Re: search for elements without duplicates in a list

Postby Mekire » Tue Apr 16, 2013 12:08 am

Um... the entire point of mine was that it worked for all types simultaneously. You asked for strings AND ints. The way you have coded it, when you want to do the same for ints, you have to rewrite the code. Also the reason I used type was to make dictionary keys, not for type checking; as Micseydel said, you want isinstance. And yes, never use += for a list if you can help it. Use append (or when adding multiple entries use extend).

Anyway... your code returns this:
Code: Select all
['b']
if you want to check for int duplicates you have to retype the whole thing. Mine creates a dictionary of all duplicates according to type.
Code: Select all
def get_dups(alist):
    dups_type = {}
    for item in alist:
        if alist.count(item) > 1:
            current = dups_type.setdefault(type(item),[])
            if item not in current:
                current.append(item)
    return dups_type
Code: Select all
mylist=[1,2,3,'a','b','b','c',4,4,'A']
all_dups = get_dups(mylist)
print(all_dups[int])
print(all_dups[str])

>>>
[4]
['b']
If you suddenly decide you want to check for duplicates of ints or floats or lists you don't have to change a thing.
You are once again trying to be "clever" and looking to make a complicated list comprehension. You shouldn't even use list comprehensions until you have a much better grasp of the language. The point of python is to write both highly readable, and highly reusable code. At the moment you are aiming for neither.

-Mek

(Edit: Nevermind - I concur, count is horrid. Live and learn.)
Last edited by Mekire on Tue Apr 16, 2013 5:04 am, edited 2 times in total.
User avatar
Mekire
 
Posts: 986
Joined: Thu Feb 07, 2013 11:33 pm
Location: Amakusa, Japan

Re: search for elements without duplicates in a list

Postby Mekire » Tue Apr 16, 2013 4:50 am

I retract my statement saying that list.count is ok. It is horrible.
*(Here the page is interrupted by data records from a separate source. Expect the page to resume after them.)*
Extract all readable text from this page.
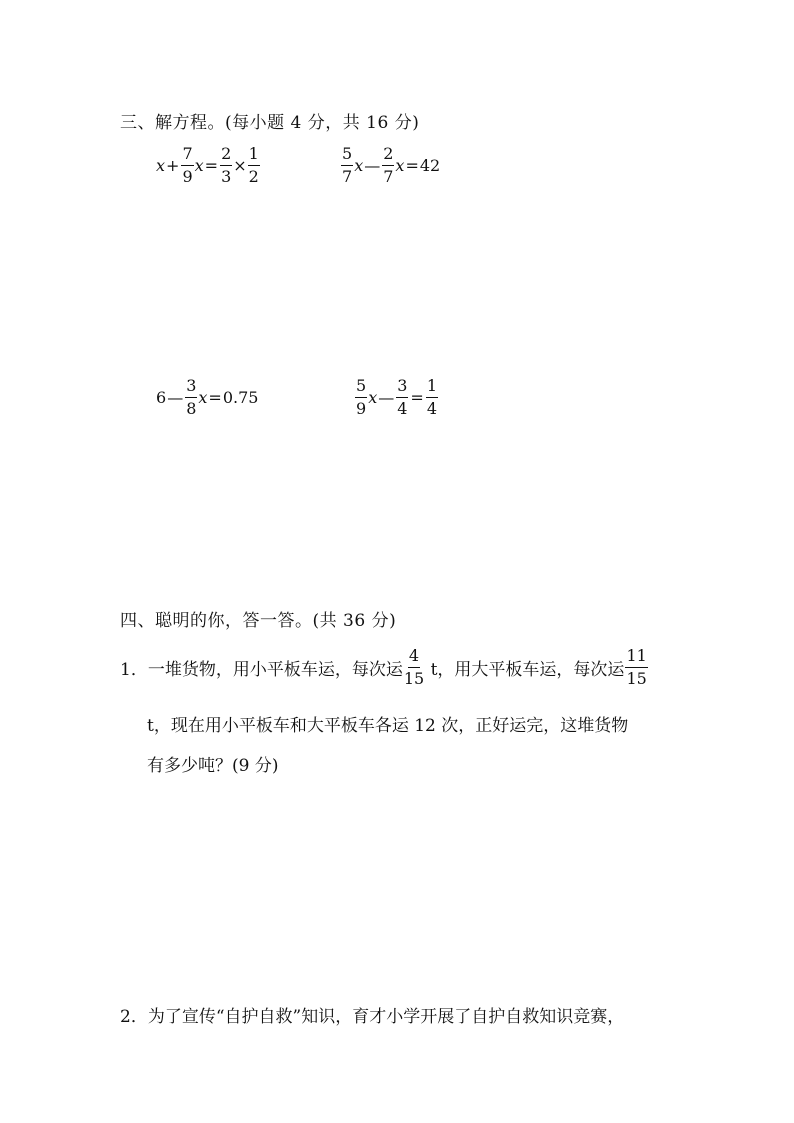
三、解方程。(每小题 4 分，共 16 分)
$x + \frac{7}{9}$ $x = \frac{2}{3} \times \frac{1}{2}$	$\frac{5}{7}$ x — $\frac{2}{7}$ x = 42
6 — $\frac{3}{8}$ x = 0.75	$\frac{5}{9}$ x — $\frac{3}{4} = \frac{1}{4}$
四、聪明的你，答一答。(共 36 分)
1． 一堆货物，用小平板车运，每次运 $\frac{4}{15}$ t，用大平板车运，每次运 $\frac{11}{15}$
t，现在用小平板车和大平板车各运 12 次，正好运完，这堆货物
有多少吨？(9 分)
2．为了宣传“自护自救”知识，育才小学开展了自护自救知识竞赛，
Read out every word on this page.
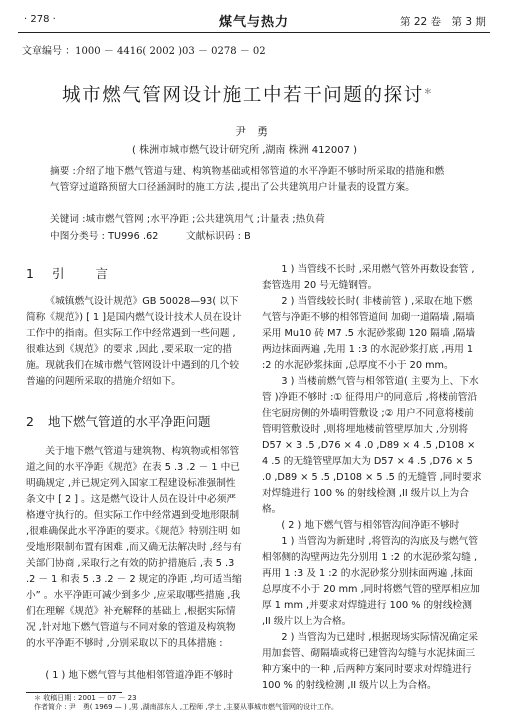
· 278 ·	煤气与热力	第 22 卷　第 3 期
文章编号 ：1000 － 4416( 2002 )03 － 0278 － 02
城市燃气管网设计施工中若干问题的探讨＊
尹　勇
( 株洲市城市燃气设计研究所 ,湖南 株洲 412007 )
摘要 :介绍了地下燃气管道与建、构筑物基础或相邻管道的水平净距不够时所采取的措施和燃气管穿过道路预留大口径涵洞时的施工方法 ,提出了公共建筑用户计量表的设置方案。
关键词 :城市燃气管网 ;水平净距 ;公共建筑用气 ;计量表 ;热负荷
中图分类号 : TU996 .62	文献标识码 : B
1 引　　言

《城镇燃气设计规范》GB 50028—93( 以下简称《规范》) [ 1 ]是国内燃气设计技术人员在设计工作中的指南。但实际工作中经常遇到一些问题 ,很难达到《规范》的要求 ,因此 ,要采取一定的措施。现就我们在城市燃气管网设计中遇到的几个较普遍的问题所采取的措施介绍如下。

2 地下燃气管道的水平净距问题

关于地下燃气管道与建筑物、构筑物或相邻管道之间的水平净距《规范》在表 5 .3 .2 － 1 中已明确规定 ,并已规定列入国家工程建设标准强制性条文中 [ 2 ] 。这是燃气设计人员在设计中必须严格遵守执行的。但实际工作中经常遇到受地形限制 ,很难确保此水平净距的要求。《规范》特别注明 如受地形限制布置有困难 ,而又确无法解决时 ,经与有关部门协商 ,采取行之有效的防护措施后 ,表 5 .3 .2 － 1 和表 5 .3 .2 － 2 规定的净距 ,均可适当缩小” 。水平净距可减少到多少 ,应采取哪些措施 ,我们在理解《规范》补充解释的基础上 ,根据实际情况 ,针对地下燃气管道与不同对象的管道及构筑物的水平净距不够时 ,分别采取以下的具体措施 :

( 1 ) 地下燃气管与其他相邻管道净距不够时

1 ) 当管线不长时 ,采用燃气管外再数设套管 ,套管选用 20 号无缝钢管。

2 ) 当管线较长时( 非楼前管 ) ,采取在地下燃气管与净距不够的相邻管道间 加砌一道隔墙 ,隔墙采用 Mu10 砖 M7 .5 水泥砂浆砌 120 隔墙 ,隔墙两边抹面两遍 ,先用 1 :3 的水泥砂浆打底 ,再用 1 :2 的水泥砂浆抹面 ,总厚度不小于 20 mm。

3 ) 当楼前燃气管与相邻管道( 主要为上、下水管 )净距不够时 :① 征得用户的同意后 ,将楼前管沿住宅厨房侧的外墙明管敷设 ;② 用户不同意将楼前管明管敷设时 ,则将埋地楼前管壁厚加大 ,分别将 D57 × 3 .5 ,D76 × 4 .0 ,D89 × 4 .5 ,D108 × 4 .5 的无缝管壁厚加大为 D57 × 4 .5 ,D76 × 5 .0 ,D89 × 5 .5 ,D108 × 5 .5 的无缝管 ,同时要求对焊缝进行 100 % 的射线检测 ,II 级片以上为合格。

( 2 ) 地下燃气管与相邻管沟间净距不够时

1 ) 当管沟为新建时 ,将管沟的沟底及与燃气管相邻侧的沟壁两边先分别用 1 :2 的水泥砂浆勾缝 ,再用 1 :3 及 1 :2 的水泥砂浆分别抹面两遍 ,抹面总厚度不小于 20 mm ,同时将燃气管的壁厚相应加厚 1 mm ,并要求对焊缝进行 100 % 的射线检测 ,II 级片以上为合格。

2 ) 当管沟为已建时 ,根据现场实际情况确定采用加套管、砌隔墙或将已建管沟勾缝与水泥抹面三种方案中的一种 ,后两种方案同时要求对焊缝进行 100 % 的射线检测 ,II 级片以上为合格。

＊ 收稿日期 : 2001 － 07 － 23
作者简介 : 尹　勇( 1969 — ) ,男 ,湖南邵东人 ,工程师 ,学士 ,主要从事城市燃气管网的设计工作。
I wrote a version that didn't use count to compare it with and was fairly staggered at the disparity:
Code: Select all
from random import randint
import timeit

def get_dups(alist):
    dups_type = {}
    for item in alist:
        if alist.count(item) > 1:
            current = dups_type.setdefault(type(item),[])
            if item not in current:
                current.append(item)
    return dups_type

def dups_hashable(alist):
    adict = {}
    dups_type = {}
    for item in alist:
        adict[item] = adict.get(item,0)+1
    for item in adict:
        if adict[item] != 1:
            dups_type.setdefault(type(item),[]).append(item)
    return dups_type

if __name__ == "__main__":
    mylist = [randint(0,10000) for i in xrange(10000)]
    times = 5

    T = timeit.Timer("get_dups(mylist)","from __main__ import get_dups,mylist")
    print(T.timeit(times)/times)

    T = timeit.Timer("dups_hashable(mylist)","from __main__ import dups_hashable,mylist")
    print(T.timeit(times)/times)

    print(sorted(get_dups(mylist)[int]) == sorted(dups_hashable(mylist)[int]))

Results:
Code: Select all
2.98663032406
0.00477591056778
True

The second method that uses a second for loop runs a staggering 600 times faster. I will definitely be fanatically avoiding count in the future. The second version as it is written can now only handle hashable types (strings, ints, floats) but that is a small price to pay.

-Mek
User avatar
Mekire
 
Posts: 986
Joined: Thu Feb 07, 2013 11:33 pm
Location: Amakusa, Japan

Re: search for elements without duplicates in a list

Postby micseydel » Tue Apr 16, 2013 7:06 am

The count method isn't inherently flawed, and the fact by what you notice a difference in speed will depend on the size of the list. The bigger the list, the bigger the difference (and for a small enough list, the count solution may even be faster). Don't worry about the fact that it's by a 600x difference in your test. Just worry about the fact that in this case, for every element in the list (of which there are n), you could do end up doing n work (n**2) total.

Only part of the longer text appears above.